Según Insider Schrödinger, Qualcomm estaría replanteándose su estrategia de precios para Samsung con el objetivo de que los chips Snapdragon sigan dominando en los futuros Galaxy. El plan pasaría por aplicar importantes descuentos en sus SoC tope de gama, haciéndolos más atractivos frente a los Exynos propios de Samsung.

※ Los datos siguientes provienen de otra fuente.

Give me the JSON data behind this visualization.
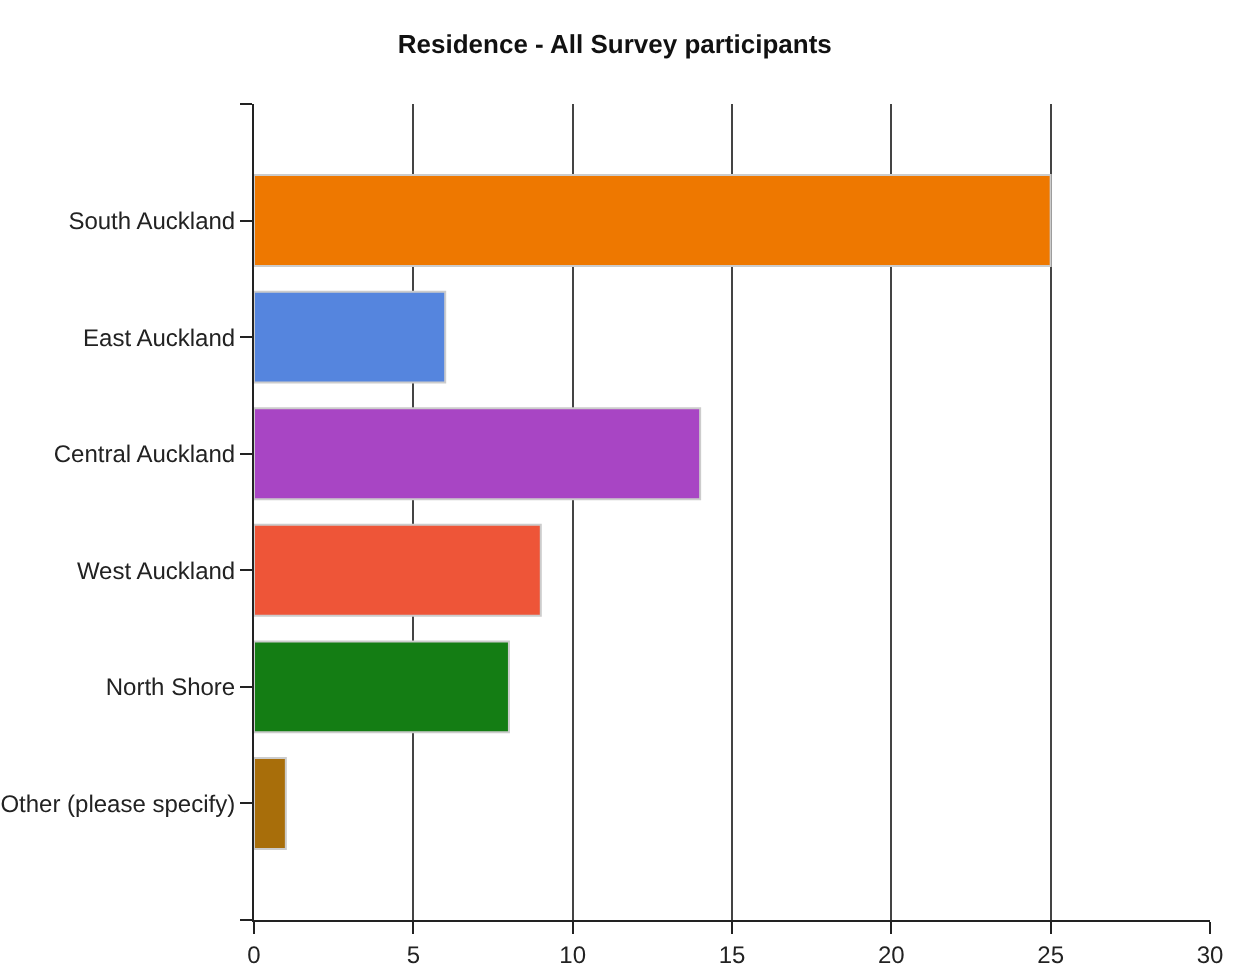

El razonamiento es evidente: los costes de los componentes para móviles no dejan de subir. El encarecimiento de la memoria DRAM ya está forzando a los fabricantes a recortar gastos, y según los rumores, Samsung podría incluso recurrir a paneles OLED más baratos de BOE para el Galaxy S27 básico en lugar de los suyos propios. En ese contexto, una oferta de Qualcomm con rebajas significativas sería difícil de rechazar.
Para complicar aún más el panorama, está el salto al proceso de 2 nm de TSMC para los chips estrella. Se estima que el coste unitario del futuro Snapdragon 8 Elite Gen 6 Pro y modelos similares superará los 300 dólares. Esto aprieta los márgenes de los fabricantes, que se ven obligados a subir precios o recortar en otros componentes. Según las filtraciones, Qualcomm estaría dispuesta a ofrecer a Samsung un descuento de hasta el 16%, lo que dejaría el precio final del Snapdragon un 12% por debajo del Exynos 2700.
Para Samsung, la decisión es delicada. Por un lado, la compañía quiere impulsar sus propios Exynos y reducir la dependencia de Qualcomm. Por otro, si el Exynos 2700 sigue siendo caro de producir en 2 nm por problemas de rendimiento, un Snapdragon más barato se convierte en una opción pragmática para mantener saneados los márgenes del Galaxy.
Nada de esto está confirmado, así que conviene tratar la información con cautela. Pero desde el punto de vista empresarial, la jugada tiene lógica: Qualcomm no puede permitirse perder a su mayor cliente, y Samsung, ante el aumento de costes en memorias, pantallas y procesadores avanzados, podría anteponer la economía a la ideología de los chips.